Re: [PATCH v3] zsmalloc: fix migrate_zspage-zs_free race condition

From: Minchan Kim
Date: Mon Jan 18 2016 - 09:07:44 EST


On Mon, Jan 18, 2016 at 01:18:31PM +0100, Vlastimil Babka wrote:
> On 01/18/2016 09:20 AM, Minchan Kim wrote:
> >On Mon, Jan 18, 2016 at 08:54:07AM +0100, Vlastimil Babka wrote:
> >>On 18.1.2016 8:39, Sergey Senozhatsky wrote:
> >>>On (01/18/16 16:11), Minchan Kim wrote:
> >>>[..]
> >>>>>so, even if clear_bit_unlock/test_and_set_bit_lock do smp_mb or
> >>>>>barrier(), there is no corresponding barrier from record_obj()->WRITE_ONCE().
> >>>>>so I don't think WRITE_ONCE() will help the compiler, or am I missing
> >>>>>something?
> >>>>
> >>>>We need two things
> >>>>2. memory barrier.
> >>>>
> >>>>As compiler barrier, WRITE_ONCE works to prevent store tearing here
> >>>>by compiler.
> >>>>However, if we omit unpin_tag here, we lose memory barrier(e,g, smp_mb)
> >>>>so another CPU could see stale data caused CPU memory reordering.
> >>>
> >>>oh... good find! lost release semantic of unpin_tag()...
> >>
> >>Ah, release semantic, good point indeed.
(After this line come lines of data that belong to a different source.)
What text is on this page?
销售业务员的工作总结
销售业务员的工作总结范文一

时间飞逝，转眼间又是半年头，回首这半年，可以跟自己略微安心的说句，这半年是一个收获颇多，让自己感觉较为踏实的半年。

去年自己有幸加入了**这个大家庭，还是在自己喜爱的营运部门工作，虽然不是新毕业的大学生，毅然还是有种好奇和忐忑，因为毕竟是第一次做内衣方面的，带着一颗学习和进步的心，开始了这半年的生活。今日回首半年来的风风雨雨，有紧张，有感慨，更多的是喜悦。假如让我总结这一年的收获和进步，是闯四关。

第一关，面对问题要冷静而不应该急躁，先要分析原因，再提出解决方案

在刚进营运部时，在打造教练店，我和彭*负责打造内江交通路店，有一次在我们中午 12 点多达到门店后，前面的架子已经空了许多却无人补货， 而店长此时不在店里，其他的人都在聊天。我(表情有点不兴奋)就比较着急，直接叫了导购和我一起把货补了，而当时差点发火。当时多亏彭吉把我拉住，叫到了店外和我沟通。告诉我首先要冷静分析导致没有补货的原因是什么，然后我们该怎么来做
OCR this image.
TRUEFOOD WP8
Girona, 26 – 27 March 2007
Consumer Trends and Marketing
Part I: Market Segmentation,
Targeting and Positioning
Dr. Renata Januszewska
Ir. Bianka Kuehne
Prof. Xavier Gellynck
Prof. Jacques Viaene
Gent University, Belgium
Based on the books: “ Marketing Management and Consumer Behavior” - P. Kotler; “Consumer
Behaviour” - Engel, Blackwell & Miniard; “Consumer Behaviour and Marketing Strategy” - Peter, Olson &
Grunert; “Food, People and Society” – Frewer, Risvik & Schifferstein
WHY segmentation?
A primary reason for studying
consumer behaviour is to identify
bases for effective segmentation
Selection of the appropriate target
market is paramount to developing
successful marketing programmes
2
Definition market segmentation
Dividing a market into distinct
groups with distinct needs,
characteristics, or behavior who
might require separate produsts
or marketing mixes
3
OK then we need the v2 approach again,
> >>with WRITE_ONCE() in record_obj(). Or some kind of record_obj_release() with
> >>release semantic, which would be a bit more effective, but I guess migration is
> >>not that critical path to be worth introducing it.
> >
> >WRITE_ONCE in record_obj would add more memory operations in obj_malloc
>
> A simple WRITE_ONCE would just add a compiler barrier. What you
> suggests below does indeed add more operations, which are actually
> needed just in the migration. What I suggested is the v2 approach of
> adding the PIN bit before calling record_obj, *and* simply doing a
> WRITE_ONCE in record_obj() to make sure the PIN bit is indeed
> applied *before* writing to the handle, and not as two separate
> writes.
>
> >but I don't feel it's too heavy in this phase so,
>
> I'm afraid it's dangerous for the usage of record_obj() in
> zs_malloc() where the handle is freshly allocated by alloc_handle().
> Are we sure the bit is not set?
>
> The code in alloc_handle() is:
> return (unsigned long)kmem_cache_alloc(pool->handle_cachep,
> pool->flags & ~__GFP_HIGHMEM);
>
> There's no explicit __GFP_ZERO, so the handles are not guaranteed to
> be allocated empty? And expecting all zpool users to include
> __GFP_ZERO in flags would be too subtle and error prone.

True.
Let's go with this. I hope it's the last.
Thanks, guys.